Birmingham'daki Alabama Üniversitesi'nde (UAB) yapılan yeni bir çalışma, artan kanser ve kardiyovasküler hastalık riskiyle bağlantılı olan depresyon ve abdominal obezite arasındaki ilişkiyi doğruluyor.

"15 yıllık bir dönem boyunca genç yetişkinlerden oluşan bir örneklemde, yüksek düzeyde bölüm bildirmeye başlayanların: //psychcentral.com/news/wp-admin/post.php? Post = 14513 & action = edit # ression UAB Sosyoloji Yardımcı Doçenti Belinda Needham, araştırmadaki diğerlerine göre daha hızlı kilo aldı, ancak fazla kiloya başlamak depresyonda değişikliklere yol açmadı ”dedi. Çalışma, derginin Haziran sayısında yer almaktadır. Amerikan Halk Sağlığı Dergisi.

UAB sosyoloji ve sosyal hizmet bölümünde öğretmenlik yapan Needham, "Çalışmamız önemli çünkü obeziteyi kontrol etmekle ve nihayetinde obeziteyle ilişkili hastalıkların riskini ortadan kaldırmakla ilgileniyorsanız, o zaman insanların depresyonunu tedavi etmek mantıklıdır" dedi. "Depresyonu ciddiye almak ve sadece ruh sağlığı açısından düşünmemek, aynı zamanda zihinsel sağlık sorunlarının fiziksel sonuçlarını da düşünmek için başka bir neden."

Needham, kardiyovasküler hastalığın öncüllerini tanımlamayı amaçlayan 18-30 yaşları arasındaki 5.115 erkek ve kadının uzunlamasına bir çalışması olan Genç Yetişkinlerde Koroner Arter Risk Gelişimi (CARDIA) çalışmasından elde edilen verileri inceledi.

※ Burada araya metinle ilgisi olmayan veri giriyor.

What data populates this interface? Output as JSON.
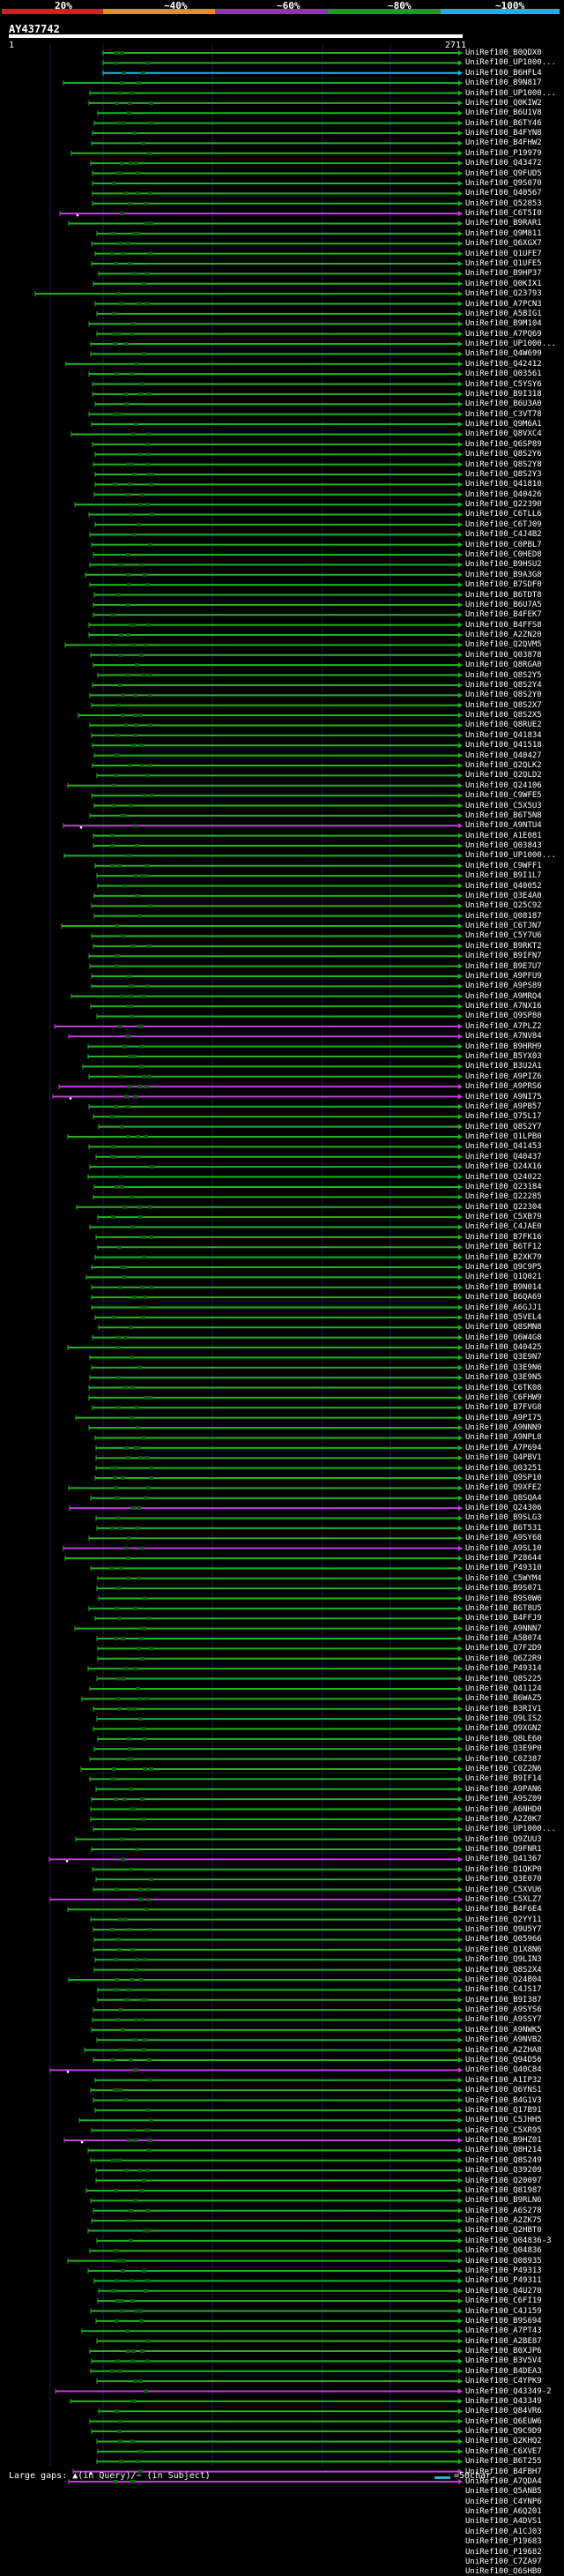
{
  "legend": {
    "ticks": [
      "20%",
      "~40%",
      "~60%",
      "~80%",
      "~100%"
    ],
    "colors": [
      "#e0191f",
      "#f08a1e",
      "#8a3aa8",
      "#1a9a2a",
      "#18b4e0"
    ]
  },
  "query": {
    "title": "AY437742",
    "start": "1",
    "end": "2711",
    "length": 2711
  },
  "hits": [
    "UniRef100_B0QDX0",
    "UniRef100_UP1000...",
    "UniRef100_B6HFL4",
    "UniRef100_B9N817",
    "UniRef100_UP1000...",
    "UniRef100_Q0KIW2",
    "UniRef100_B6U1V8",
    "UniRef100_B6TY46",
    "UniRef100_B4FYN8",
    "UniRef100_B4FHW2",
    "UniRef100_P19979",
    "UniRef100_Q43472",
    "UniRef100_Q9FUD5",
    "UniRef100_Q9S070",
    "UniRef100_Q40567",
    "UniRef100_Q52853",
    "UniRef100_C6T5I0",
    "UniRef100_B9RAR1",
    "UniRef100_Q9M811",
    "UniRef100_Q6XGX7",
    "UniRef100_Q1UFE7",
    "UniRef100_Q1UFE5",
    "UniRef100_B9HP37",
    "UniRef100_Q0KIX1",
    "UniRef100_Q23793",
    "UniRef100_A7PCN3",
    "UniRef100_A5BIG1",
    "UniRef100_B9M104",
    "UniRef100_A7PQ69",
    "UniRef100_UP1000...",
    "UniRef100_Q4W699",
    "UniRef100_Q42412",
    "UniRef100_Q03561",
    "UniRef100_C5YSY6",
    "UniRef100_B9I318",
    "UniRef100_B6U3A0",
    "UniRef100_C3VT78",
    "UniRef100_Q9M6A1",
    "UniRef100_Q8VXC4",
    "UniRef100_Q6SP89",
    "UniRef100_Q8S2Y6",
    "UniRef100_Q8S2Y8",
    "UniRef100_Q8S2Y3",
    "UniRef100_Q41810",
    "UniRef100_Q40426",
    "UniRef100_Q22390",
    "UniRef100_C6TLL6",
    "UniRef100_C6TJ09",
    "UniRef100_C4J4B2",
    "UniRef100_C0PBL7",
    "UniRef100_C0HED8",
    "UniRef100_B9HSU2",
    "UniRef100_B9A3G8",
    "UniRef100_B7SDF0",
    "UniRef100_B6TDT8",
    "UniRef100_B6U7A5",
    "UniRef100_B4FEK7",
    "UniRef100_B4FFS8",
    "UniRef100_A2ZN20",
    "UniRef100_Q2QVM5",
    "UniRef100_Q03878",
    "UniRef100_Q8RGA0",
    "UniRef100_Q8S2Y5",
    "UniRef100_Q8S2Y4",
    "UniRef100_Q8S2Y0",
    "UniRef100_Q8S2X7",
    "UniRef100_Q8S2X5",
    "UniRef100_Q8RUE2",
    "UniRef100_Q41834",
    "UniRef100_Q41518",
    "UniRef100_Q40427",
    "UniRef100_Q2QLK2",
    "UniRef100_Q2QLD2",
    "UniRef100_Q24106",
    "UniRef100_C9WFE5",
    "UniRef100_C5X5U3",
    "UniRef100_B6T5N8",
    "UniRef100_A9NTU4",
    "UniRef100_A1E081",
    "UniRef100_Q03843",
    "UniRef100_UP1000...",
    "UniRef100_C9WFF1",
    "UniRef100_B9I1L7",
    "UniRef100_Q40052",
    "UniRef100_Q3E4A0",
    "UniRef100_Q25C92",
    "UniRef100_Q08187",
    "UniRef100_C6TJN7",
    "UniRef100_C5Y7U6",
    "UniRef100_B9RKT2",
    "UniRef100_B9IFN7",
    "UniRef100_B9E7U7",
    "UniRef100_A9PFU9",
    "UniRef100_A9PS89",
    "UniRef100_A9MRQ4",
    "UniRef100_A7NX16",
    "UniRef100_Q9SP80",
    "UniRef100_A7PLZ2",
    "UniRef100_A7NV84",
    "UniRef100_B9HRH9",
    "UniRef100_B5YX03",
    "UniRef100_B3U2A1",
    "UniRef100_A9PIZ6",
    "UniRef100_A9PRS6",
    "UniRef100_A9NI75",
    "UniRef100_A9PB57",
    "UniRef100_Q75L17",
    "UniRef100_Q8S2Y7",
    "UniRef100_Q1LPB0",
    "UniRef100_Q41453",
    "UniRef100_Q40437",
    "UniRef100_Q24X16",
    "UniRef100_Q24022",
    "UniRef100_Q23184",
    "UniRef100_Q22285",
    "UniRef100_Q22304",
    "UniRef100_C5XB79",
    "UniRef100_C4JAE0",
    "UniRef100_B7FK16",
    "UniRef100_B6TF12",
    "UniRef100_B2XK79",
    "UniRef100_Q9C9P5",
    "UniRef100_Q1Q021",
    "UniRef100_B9N014",
    "UniRef100_B6QA69",
    "UniRef100_A6GJJ1",
    "UniRef100_Q5VEL4",
    "UniRef100_Q8SMN8",
    "UniRef100_Q6W4G8",
    "UniRef100_Q40425",
    "UniRef100_Q3E9N7",
    "UniRef100_Q3E9N6",
    "UniRef100_Q3E9N5",
    "UniRef100_C6TK08",
    "UniRef100_C6FHW9",
    "UniRef100_B7FVG8",
    "UniRef100_A9PI75",
    "UniRef100_A9NNN9",
    "UniRef100_A9NPL8",
    "UniRef100_A7P694",
    "UniRef100_Q4PBV1",
    "UniRef100_Q03251",
    "UniRef100_Q9SP10",
    "UniRef100_Q9XFE2",
    "UniRef100_Q8SQA4",
    "UniRef100_Q24306",
    "UniRef100_B9SLG3",
    "UniRef100_B6T531",
    "UniRef100_A9SY68",
    "UniRef100_A9SL10",
    "UniRef100_P28644",
    "UniRef100_P49310",
    "UniRef100_C5WYM4",
    "UniRef100_B9S071",
    "UniRef100_B9S0W6",
    "UniRef100_B6T8U5",
    "UniRef100_B4FFJ9",
    "UniRef100_A9NNN7",
    "UniRef100_A5B074",
    "UniRef100_Q7F2D9",
    "UniRef100_Q6Z2R9",
    "UniRef100_P49314",
    "UniRef100_Q8S225",
    "UniRef100_Q41124",
    "UniRef100_B6WAZ5",
    "UniRef100_B3RIV1",
    "UniRef100_Q9LIS2",
    "UniRef100_Q9XGN2",
    "UniRef100_Q8LE60",
    "UniRef100_Q3E9P0",
    "UniRef100_C0Z387",
    "UniRef100_C0Z2N6",
    "UniRef100_B9IF14",
    "UniRef100_A9PAN6",
    "UniRef100_A9SZ09",
    "UniRef100_A6NHD0",
    "UniRef100_A2Z0K7",
    "UniRef100_UP1000...",
    "UniRef100_Q9ZUU3",
    "UniRef100_Q9FNR1",
    "UniRef100_Q41367",
    "UniRef100_Q1QKP0",
    "UniRef100_Q3E070",
    "UniRef100_C5XVU6",
    "UniRef100_C5XLZ7",
    "UniRef100_B4F6E4",
    "UniRef100_Q2YY11",
    "UniRef100_Q9U5Y7",
    "UniRef100_Q05966",
    "UniRef100_Q1X8N6",
    "UniRef100_Q9LIN3",
    "UniRef100_Q8S2X4",
    "UniRef100_Q24B04",
    "UniRef100_C4JS17",
    "UniRef100_B9I387",
    "UniRef100_A9SYS6",
    "UniRef100_A9SSY7",
    "UniRef100_A9NWK5",
    "UniRef100_A9NVB2",
    "UniRef100_A2ZHA8",
    "UniRef100_Q94D56",
    "UniRef100_Q40C84",
    "UniRef100_A1IP32",
    "UniRef100_Q6YNS1",
    "UniRef100_B4G1V3",
    "UniRef100_Q17B91",
    "UniRef100_C5JHH5",
    "UniRef100_C5XR95",
    "UniRef100_B9HZ01",
    "UniRef100_Q8H214",
    "UniRef100_Q8S249",
    "UniRef100_Q39209",
    "UniRef100_Q20097",
    "UniRef100_Q81987",
    "UniRef100_B9RLN6",
    "UniRef100_A6S278",
    "UniRef100_A2ZK75",
    "UniRef100_Q2HBT0",
    "UniRef100_Q04836-3",
    "UniRef100_Q04836",
    "UniRef100_Q08935",
    "UniRef100_P49313",
    "UniRef100_P49311",
    "UniRef100_Q4U270",
    "UniRef100_C6FI19",
    "UniRef100_C4J159",
    "UniRef100_B9S694",
    "UniRef100_A7PT43",
    "UniRef100_A2BE87",
    "UniRef100_B0XJP6",
    "UniRef100_B3V5V4",
    "UniRef100_B4DEA3",
    "UniRef100_C4YPK9",
    "UniRef100_Q43349-2",
    "UniRef100_Q43349",
    "UniRef100_Q84VR6",
    "UniRef100_Q6EUW6",
    "UniRef100_Q9C9D9",
    "UniRef100_Q2KHQ2",
    "UniRef100_C6XVE7",
    "UniRef100_B6T255",
    "UniRef100_B4FBH7",
    "UniRef100_A7QDA4",
    "UniRef100_Q5ANB5",
    "UniRef100_C4YNP6",
    "UniRef100_A6Q201",
    "UniRef100_A4DVS1",
    "UniRef100_A1CJ03",
    "UniRef100_P19683",
    "UniRef100_P19682",
    "UniRef100_C7ZA97",
    "UniRef100_Q6SHB0"
  ],
  "footer": {
    "note": "Large gaps: ▲(in Query)/~ (in Subject)",
    "scale": "=50char."
  }
}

Needham, vücut kitle indeksinin (VKİ) - ağırlığın kişinin boyunun karesine bölünmesi - ve bel çevresinin depresyondaki artışlarla ilişkili olup olmadığını veya depresyonun belirli bir süre boyunca VKİ ve bel çevresindeki değişikliklerle ilişkili olup olmadığını test etmek için verileri inceledi.

CARDIA çalışması bilim adamları, çalışma katılımcılarının bel çevresini ve BMI'sini tartıp ölçtüler. Bel çevresi en yakın yarım santimetreye kadar ölçüldü. CARDIA araştırmacıları ayrıca beş, 10, 15 ve 20. yıllardaki çalışma katılımcılarından kendi depresyon düzeylerini sıralamalarını istedi.

Needham, "CARDIA örnek verilerine baktığımızda, incelediğimiz 15 yıllık süre boyunca herkesin bir bütün olarak kilo aldığını gördük" dedi. Ancak, yüksek düzeyde depresyon bildirmeye başlayan kişiler, beş yılda daha az depresyon belirtisi bildirenlere göre abdominal obezite ve vücut kitle indeksinde daha hızlı artış gösterdi. Beşinci yılda, yüksek depresyon grubunun bel çevresi, düşük depresyon bildirenlerden yaklaşık 1,6 santimetre daha büyüktü. 20. yıla gelindiğinde, yüksek depresyonlu grubun bel çevresi, daha düşük seviyelerde depresyon bildirenlerden yaklaşık 2.6 santimetre daha yüksekti. Buna karşılık, yüksek bir başlangıç ​​VKİ'si ve bel çevresi, zamanla depresyon semptomlarındaki değişim oranını etkilemedi ”dedi.

Needham, bir stres hormonu olan kortizolün depresyon ve abdominal obezite ile ilişkili olduğunu gösteren raporlar olduğunu söyledi. "Bu nedenle, yüksek kortizol nedeniyle depresif kişilerin vücudun diğer bölümlerine göre daha yüksek düzeyde abdominal obeziteye sahip olacağından şüphelenmek için nedenler var" dedi.

Needham, depresyonda olduğunu bildirenler arasında kilo almanın altında yatan nedenleri belirlemek için daha fazla çalışmaya ihtiyaç olduğunu söyledi.